Forum Moderators: coopster
After more than four hours of googling and trying and failing I gave up. Now I am seeking your help with a (at least I think) fairly simple problem:
On my website users can enter tags like "James", "James Bond", or "Agent 007". Each tag consists of one or more words. These tags are submitted as one single string that I need to split at each whitespace or - if multiple words are enclosed by double quotes - at the double quotes.

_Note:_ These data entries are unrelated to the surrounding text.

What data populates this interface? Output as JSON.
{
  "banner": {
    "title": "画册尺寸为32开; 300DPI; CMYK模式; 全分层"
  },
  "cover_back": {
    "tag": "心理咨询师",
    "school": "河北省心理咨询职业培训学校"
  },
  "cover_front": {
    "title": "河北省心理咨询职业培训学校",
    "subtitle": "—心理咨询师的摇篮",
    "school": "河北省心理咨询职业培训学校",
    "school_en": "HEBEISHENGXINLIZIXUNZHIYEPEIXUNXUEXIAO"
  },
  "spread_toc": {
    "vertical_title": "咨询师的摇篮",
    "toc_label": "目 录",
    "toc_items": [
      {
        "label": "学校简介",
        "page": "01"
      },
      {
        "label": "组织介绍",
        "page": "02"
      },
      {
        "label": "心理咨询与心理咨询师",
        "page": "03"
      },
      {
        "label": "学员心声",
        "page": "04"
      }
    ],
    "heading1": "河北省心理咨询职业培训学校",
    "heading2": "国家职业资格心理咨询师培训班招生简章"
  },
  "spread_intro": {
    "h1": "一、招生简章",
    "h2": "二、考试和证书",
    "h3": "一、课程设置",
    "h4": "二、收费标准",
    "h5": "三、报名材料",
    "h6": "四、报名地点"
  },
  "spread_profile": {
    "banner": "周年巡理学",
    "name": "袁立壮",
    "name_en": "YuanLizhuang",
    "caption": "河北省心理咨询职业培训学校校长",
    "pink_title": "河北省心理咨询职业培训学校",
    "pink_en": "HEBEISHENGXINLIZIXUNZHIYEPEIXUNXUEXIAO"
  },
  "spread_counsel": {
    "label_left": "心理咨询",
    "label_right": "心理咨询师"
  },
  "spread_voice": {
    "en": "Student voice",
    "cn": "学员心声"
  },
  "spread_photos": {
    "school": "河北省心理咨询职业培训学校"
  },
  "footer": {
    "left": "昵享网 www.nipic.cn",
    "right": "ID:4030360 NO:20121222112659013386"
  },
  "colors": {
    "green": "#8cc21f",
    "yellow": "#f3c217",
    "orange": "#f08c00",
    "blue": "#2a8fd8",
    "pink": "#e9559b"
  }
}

Here is what I came up with:
Code:
<?php
/*string*/ $keywords = "\"James! (007) Bond\", \"Aston Martin\" 007 Q";
preg_match_all('/"(.[^"]+)"¦([\w]+)/i', $keywords, $arr);
print "<pre>"; print_r($arr); print("</pre>");
?>
Output:
Array
(
[0] => Array
(
[0] => "James! (007) Bond"
[1] => "Aston Martin"
[2] => 007
[3] => Q
) [1] => Array
(
[0] => James! (007) Bond
[1] => Aston Martin
[2] =>
[3] =>
)
[2] => Array
(
[0] =>
[1] =>
[2] => 007
[3] => Q
)
)
My solution is working but I think it still can be improved. Please can you have a look at it and give some advise how I can improve the pattern? For example do I really need an alternative pattern?
Thanks in advance!
Regards
jo
Your pattern, at a quick glance, looks fine to me. What don't you like about it that you want to improve?
"(.[^"]+)"
([\w]+)
You dont need the i, as \w includes both upper and lower case, the . is anything and not " includes everything other than ".
Each of your statements are quite different, however you may need both for in your specific case. As we dont know exactly what you want we cant tell you if you could get away with only one of them. You could test to see if a single or modified statement would do what you want.

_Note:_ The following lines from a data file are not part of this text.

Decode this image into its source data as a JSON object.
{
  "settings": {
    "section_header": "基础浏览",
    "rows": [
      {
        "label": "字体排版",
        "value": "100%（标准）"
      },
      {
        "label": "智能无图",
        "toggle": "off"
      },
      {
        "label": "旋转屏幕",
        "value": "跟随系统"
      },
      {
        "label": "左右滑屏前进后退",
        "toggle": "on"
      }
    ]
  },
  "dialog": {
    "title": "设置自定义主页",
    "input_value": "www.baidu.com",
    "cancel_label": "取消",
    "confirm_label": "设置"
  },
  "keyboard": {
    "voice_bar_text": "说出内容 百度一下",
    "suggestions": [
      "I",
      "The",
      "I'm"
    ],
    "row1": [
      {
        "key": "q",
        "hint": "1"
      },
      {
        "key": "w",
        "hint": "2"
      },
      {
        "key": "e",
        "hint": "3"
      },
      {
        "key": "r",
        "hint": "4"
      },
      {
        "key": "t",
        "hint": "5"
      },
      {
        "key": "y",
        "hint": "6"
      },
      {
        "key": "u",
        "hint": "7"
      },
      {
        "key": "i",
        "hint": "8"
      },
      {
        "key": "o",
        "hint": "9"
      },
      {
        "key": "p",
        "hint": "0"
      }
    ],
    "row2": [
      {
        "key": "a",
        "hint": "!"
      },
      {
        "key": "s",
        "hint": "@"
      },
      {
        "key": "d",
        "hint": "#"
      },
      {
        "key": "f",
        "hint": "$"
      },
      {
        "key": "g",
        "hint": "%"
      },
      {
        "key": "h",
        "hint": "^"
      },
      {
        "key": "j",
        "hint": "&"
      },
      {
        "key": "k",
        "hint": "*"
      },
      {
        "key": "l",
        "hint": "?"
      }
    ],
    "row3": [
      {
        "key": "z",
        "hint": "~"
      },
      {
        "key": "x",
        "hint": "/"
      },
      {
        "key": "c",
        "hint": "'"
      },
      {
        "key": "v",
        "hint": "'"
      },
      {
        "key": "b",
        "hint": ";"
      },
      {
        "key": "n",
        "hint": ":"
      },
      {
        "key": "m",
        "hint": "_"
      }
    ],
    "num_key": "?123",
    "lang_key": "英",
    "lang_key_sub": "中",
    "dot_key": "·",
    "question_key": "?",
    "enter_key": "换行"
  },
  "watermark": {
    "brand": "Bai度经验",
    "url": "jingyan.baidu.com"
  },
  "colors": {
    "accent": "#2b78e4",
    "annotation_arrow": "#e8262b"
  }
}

[edited by: PHP_Chimp at 9:47 pm (utc) on Mar. 27, 2008]
Many thanks for your replies, much appriciated. What I want is to split the following (or similar string) on each whitespace but not on whitespaces enclosed by doublequotes:
$str = 'Action Stunt "Bruce Willis" Movie "Die Hard"'
From the above string I am expecting an array with the following items:
0: Action
1: Stunt
2: Bruce Willis
3: Movie
4: Die Hard
My regexp does quite exactly what I want. But as I am not an regexp expert I am wondering if my regexp could be improved in terms of design, performance, or reliability. Thanks for the hint with the "i" will leave this out.
I worked some more on the regexp and googled this forum and found something similar that looks better to me and works fine also:
preg_match_all('/".*"¦\b\S+\b/U', $inputString, $resultTags);
By now I have two solutions that work for me but I am still wondering if they could be improved. I don't think that I will ever understand the regular expressions completely but I am working on it. :-)

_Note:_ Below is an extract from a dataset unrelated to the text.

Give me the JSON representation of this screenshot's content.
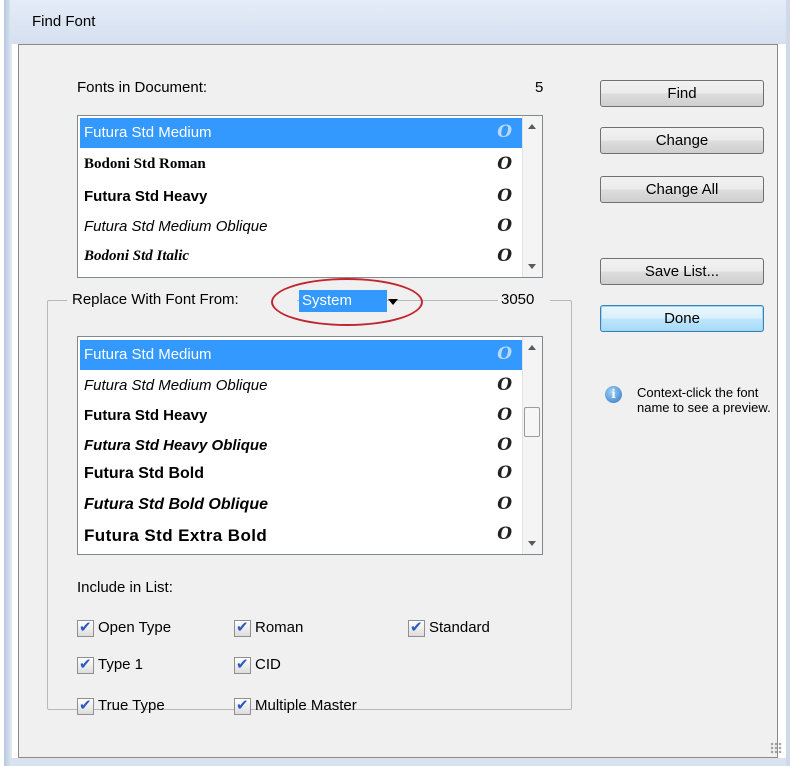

Again many thanks for your help.
Beany
What you do need to be careful with is testing the expression to make sure that it does do exactly what you want and dont have any false positives.
As you say that you are not so confident with regular expressions there are a few things I would suggest. Sorry if you already know this. Especially important if you are using other people regular expressions, as they may well have been written to perform another function.
Be very careful with is the use of . and *.
The * matches 0 or more. So generally + (matching 1 or more) would be a better choice, as it is unlikely you want to match nothing. The larger problem is the "greediness" of these modifiers. That is why there is a U [uk.php.net] modifier to make the whole expression ungreedy. You can also use .*? or .+? (the extra ? after the * or +) to make a single match ungreedy.
Example -
$str = 'Action Stunt "Bruce Willis" Movie "Die Hard"';
With no U modifier ".*" would match from:
Action Stunt "Bruce Willis" Movie "Die Hard"
The U modifier means that it matches from:
Action Stunt "Bruce Willis" Movie "Die Hard"
The pattern would also match "", as there is nothing between the ".
So if you want to match a 'word' character [a-zA-Z0-9_] then use \w [uk.php.net], or make your own character class (the things in the []'s). As the period allows "%^$&$%" to match the pattern. I assume that this is unlikely to be what you want.
So try to make your expressions specific, as that avoids unwanted matches that can easily occur when using .* or .+. It may also stop you having to use an or pattern, although in your case an or is probably the best/easiest way to accomplish what you want.